The Electrical Life of Louis Wain follows the extraordinary true story of eccentric British artist Louis Wain (Benedict Cumberbatch), whose playful, sometimes even psychedelic pictures helped to transform the public's perception of cats forever. The film was graded by Picture Shop Senior Colourist Dan Coles who worked closely with Director Will Sharpe and DP Erik Wilson during the early stages of pre-production to set the look.“Myself, Erik Wilson (DOP) and Will Sharpe (Director) got together for pre-production camera tests. This was essentially a very in depth look at the colour rendition of the Sony Venice. We compared it to that of 35mm film with a view to creating a uniquely colourful and filmic feel for Louis Wain’s world,” said Coles. “We knew we wanted to make a colourful film, to be able to represent Louis Wain’s extraordinary paintings and drawings, but I also wanted to shoot with a LUT that gave us a skew of the colour spectrum that was more in the style of older film stock,” said Wilson.

“By the time we got to the DI a lot of the fundamental decisions regarding colour and palette were made. The LUT we created worked well with Erik’s stunning cinematography, and most of the time was spent finessing and enhancing what was already there. This freed up time to focus on some of the other more complex aspects of the grade.Grading with Will and Erik was a very collaborative and rewarding process. Will and I had graded together before on his two series of ‘Flowers’ for Channel 4 – one aspect of this involved taking carefully selected film sourced elements of the picture and blending them back into the original digital material. Will wanted to do a very similar thing in ‘The Electrical Life of Louis Wain’. As before this gave us the opportunity to be experimental with both colour and texture – accentuating the narrative in a unique and often eccentric way,” said Coles.

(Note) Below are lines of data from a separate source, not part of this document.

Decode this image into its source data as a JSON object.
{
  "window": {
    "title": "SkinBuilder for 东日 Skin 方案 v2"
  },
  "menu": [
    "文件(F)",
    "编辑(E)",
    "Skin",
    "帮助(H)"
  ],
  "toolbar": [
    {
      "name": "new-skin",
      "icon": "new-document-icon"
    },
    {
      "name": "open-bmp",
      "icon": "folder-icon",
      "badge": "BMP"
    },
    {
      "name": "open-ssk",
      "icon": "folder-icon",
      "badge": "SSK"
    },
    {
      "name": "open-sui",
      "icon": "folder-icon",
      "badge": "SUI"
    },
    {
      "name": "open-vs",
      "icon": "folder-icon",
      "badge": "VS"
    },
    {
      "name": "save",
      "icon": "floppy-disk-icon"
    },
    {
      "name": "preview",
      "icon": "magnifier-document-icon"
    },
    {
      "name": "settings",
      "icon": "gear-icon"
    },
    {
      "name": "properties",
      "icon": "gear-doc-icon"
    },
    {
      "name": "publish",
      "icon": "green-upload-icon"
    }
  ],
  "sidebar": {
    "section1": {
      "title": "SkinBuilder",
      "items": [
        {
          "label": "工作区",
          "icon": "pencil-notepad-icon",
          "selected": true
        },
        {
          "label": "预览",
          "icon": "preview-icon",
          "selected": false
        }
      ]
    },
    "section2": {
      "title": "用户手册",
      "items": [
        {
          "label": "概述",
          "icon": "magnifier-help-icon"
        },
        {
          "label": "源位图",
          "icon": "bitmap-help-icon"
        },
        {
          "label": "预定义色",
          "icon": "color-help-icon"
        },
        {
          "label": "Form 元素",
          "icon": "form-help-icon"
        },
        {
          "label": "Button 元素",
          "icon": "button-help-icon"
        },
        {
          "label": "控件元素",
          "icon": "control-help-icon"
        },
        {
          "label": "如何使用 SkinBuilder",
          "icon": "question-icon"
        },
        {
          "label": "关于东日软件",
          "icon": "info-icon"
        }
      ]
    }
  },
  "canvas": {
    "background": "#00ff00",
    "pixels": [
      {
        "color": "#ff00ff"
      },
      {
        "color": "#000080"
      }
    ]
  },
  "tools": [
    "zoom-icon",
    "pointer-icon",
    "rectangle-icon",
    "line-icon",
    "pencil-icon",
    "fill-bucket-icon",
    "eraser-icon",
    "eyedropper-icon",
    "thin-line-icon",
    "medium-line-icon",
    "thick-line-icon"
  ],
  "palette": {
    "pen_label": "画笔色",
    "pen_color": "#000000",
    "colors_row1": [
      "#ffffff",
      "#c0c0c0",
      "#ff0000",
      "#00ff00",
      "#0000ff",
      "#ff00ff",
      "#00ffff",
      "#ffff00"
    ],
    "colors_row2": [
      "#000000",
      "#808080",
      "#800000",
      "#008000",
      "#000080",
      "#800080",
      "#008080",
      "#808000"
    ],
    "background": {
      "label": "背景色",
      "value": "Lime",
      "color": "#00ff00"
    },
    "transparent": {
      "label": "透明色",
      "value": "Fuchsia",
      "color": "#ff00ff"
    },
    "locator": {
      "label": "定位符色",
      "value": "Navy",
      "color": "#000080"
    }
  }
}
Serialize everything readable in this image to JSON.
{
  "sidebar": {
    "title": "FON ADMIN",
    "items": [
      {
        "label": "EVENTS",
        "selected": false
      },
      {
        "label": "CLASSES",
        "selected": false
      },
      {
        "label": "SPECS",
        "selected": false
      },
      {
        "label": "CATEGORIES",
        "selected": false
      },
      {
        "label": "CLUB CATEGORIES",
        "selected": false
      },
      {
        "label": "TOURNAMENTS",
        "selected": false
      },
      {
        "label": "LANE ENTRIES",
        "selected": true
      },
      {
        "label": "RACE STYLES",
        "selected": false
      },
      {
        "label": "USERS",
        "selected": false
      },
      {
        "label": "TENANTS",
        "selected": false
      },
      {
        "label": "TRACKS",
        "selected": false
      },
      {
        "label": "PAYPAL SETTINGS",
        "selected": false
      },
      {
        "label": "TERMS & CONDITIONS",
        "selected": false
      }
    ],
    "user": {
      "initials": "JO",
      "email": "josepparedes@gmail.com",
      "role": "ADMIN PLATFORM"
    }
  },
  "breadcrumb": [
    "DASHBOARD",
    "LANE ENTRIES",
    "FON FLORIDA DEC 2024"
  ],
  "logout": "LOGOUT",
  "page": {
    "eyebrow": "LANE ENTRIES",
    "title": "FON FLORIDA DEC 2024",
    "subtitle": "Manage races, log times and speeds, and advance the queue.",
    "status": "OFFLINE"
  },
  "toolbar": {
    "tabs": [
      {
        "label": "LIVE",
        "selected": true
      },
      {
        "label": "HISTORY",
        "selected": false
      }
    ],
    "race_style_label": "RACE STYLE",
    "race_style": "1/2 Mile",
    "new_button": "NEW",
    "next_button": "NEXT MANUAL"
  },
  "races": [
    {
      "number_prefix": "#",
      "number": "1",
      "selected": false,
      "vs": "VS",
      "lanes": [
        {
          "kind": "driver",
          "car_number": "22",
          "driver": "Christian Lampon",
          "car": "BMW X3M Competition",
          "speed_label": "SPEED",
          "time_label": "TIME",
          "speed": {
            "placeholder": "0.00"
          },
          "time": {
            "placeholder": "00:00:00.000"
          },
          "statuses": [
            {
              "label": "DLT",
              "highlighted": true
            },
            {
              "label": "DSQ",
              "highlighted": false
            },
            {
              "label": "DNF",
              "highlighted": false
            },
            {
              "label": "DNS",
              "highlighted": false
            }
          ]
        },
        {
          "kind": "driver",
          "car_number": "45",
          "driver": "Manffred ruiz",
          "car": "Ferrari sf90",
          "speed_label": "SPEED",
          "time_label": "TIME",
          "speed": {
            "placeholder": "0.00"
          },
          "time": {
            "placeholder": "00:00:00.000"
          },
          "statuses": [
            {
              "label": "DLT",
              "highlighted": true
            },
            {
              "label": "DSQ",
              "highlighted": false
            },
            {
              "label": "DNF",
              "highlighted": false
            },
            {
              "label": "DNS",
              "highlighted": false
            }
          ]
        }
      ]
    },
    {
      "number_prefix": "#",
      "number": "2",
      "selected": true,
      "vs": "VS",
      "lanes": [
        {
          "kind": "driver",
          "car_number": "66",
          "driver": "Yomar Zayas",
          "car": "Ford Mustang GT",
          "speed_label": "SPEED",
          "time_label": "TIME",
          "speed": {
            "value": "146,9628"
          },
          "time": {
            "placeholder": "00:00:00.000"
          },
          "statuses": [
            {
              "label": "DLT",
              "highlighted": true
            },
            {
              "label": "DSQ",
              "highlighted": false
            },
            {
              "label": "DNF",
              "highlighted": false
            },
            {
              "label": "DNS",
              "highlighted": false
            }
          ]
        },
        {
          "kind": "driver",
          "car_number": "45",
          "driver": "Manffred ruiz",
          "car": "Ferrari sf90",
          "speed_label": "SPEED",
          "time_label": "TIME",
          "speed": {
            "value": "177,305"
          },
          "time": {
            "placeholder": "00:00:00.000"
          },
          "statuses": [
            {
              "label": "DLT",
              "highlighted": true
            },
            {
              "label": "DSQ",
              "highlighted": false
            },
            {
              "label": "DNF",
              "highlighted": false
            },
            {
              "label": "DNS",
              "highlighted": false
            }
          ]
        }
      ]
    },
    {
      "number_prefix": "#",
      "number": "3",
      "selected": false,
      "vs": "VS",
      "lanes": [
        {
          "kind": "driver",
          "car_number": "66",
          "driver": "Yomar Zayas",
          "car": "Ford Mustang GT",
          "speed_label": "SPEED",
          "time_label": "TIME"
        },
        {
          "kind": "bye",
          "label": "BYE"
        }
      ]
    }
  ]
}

“Dan is a sensitive colourist who always uses the grade to support and help tell the story,” added Director Will Sharpe. “Key elements were shot onto film which was then processed and treated in a variety of different ways before scanning back to digital for use in the DI. We then played around with different blending modes and levels in Baselight to come up with some amazing looks – in the end the texture and colour we gained in these sections of the film was a joy, and accentuated the overall painterly feel, as well as helping define Louis Wain’s relationship with electricity,” concluded Coles.